More Web freedom in China FTZ
CHINA'S first free-trade zone (FTZ) will allow access to Facebook, Twitter and other websites banned nationwide, in a rare exception to strict Internet controls, a Hong Kong newspaper reported yesterday.
The Shanghai FTZ, approved last month to boost competitiveness, will also lift a block imposed on The New York Times last year, the South China Morning Post said, citing unnamed government sources.
"In order to welcome foreign companies to invest and to let foreigners live and work happily in the FTZ, we must think about how we can make them feel at home," it quoted a source as saying.

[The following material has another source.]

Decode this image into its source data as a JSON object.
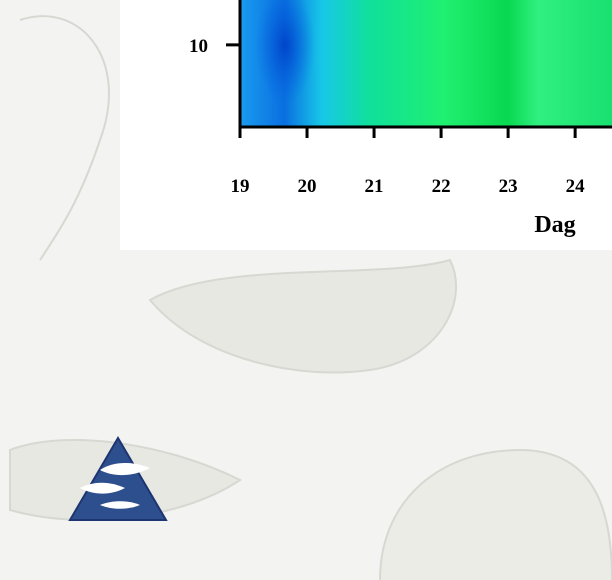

"If they can't get onto Facebook or read The New York Times, they may wonder naturally how special the FTZ is compared with the rest of China."
The zone, set in China's commercial capital, would also allow foreign telecommunications firms to compete against state-owned counterparts in bidding for licences, the Post said.
The authorities in recent years banned popular social-media sites Facebook and Twitter, which were instrumental in the wave of uprisings that swept the Middle East and North Africa from late 2010, in what became known as the Arab Spring.
Last year, the authorities blocked The New York Times after it cited financial records showing relatives of former Chinese premier Wen Jiabao had controlled assets worth at least US$2.7 billion (S$3.4 billion) - a report that China branded a smear.
The Shanghai FTZ was approved by the State Council, or China's Cabinet, to try to establish a true international trade and finance centre, and push reforms of the world's second-largest economy.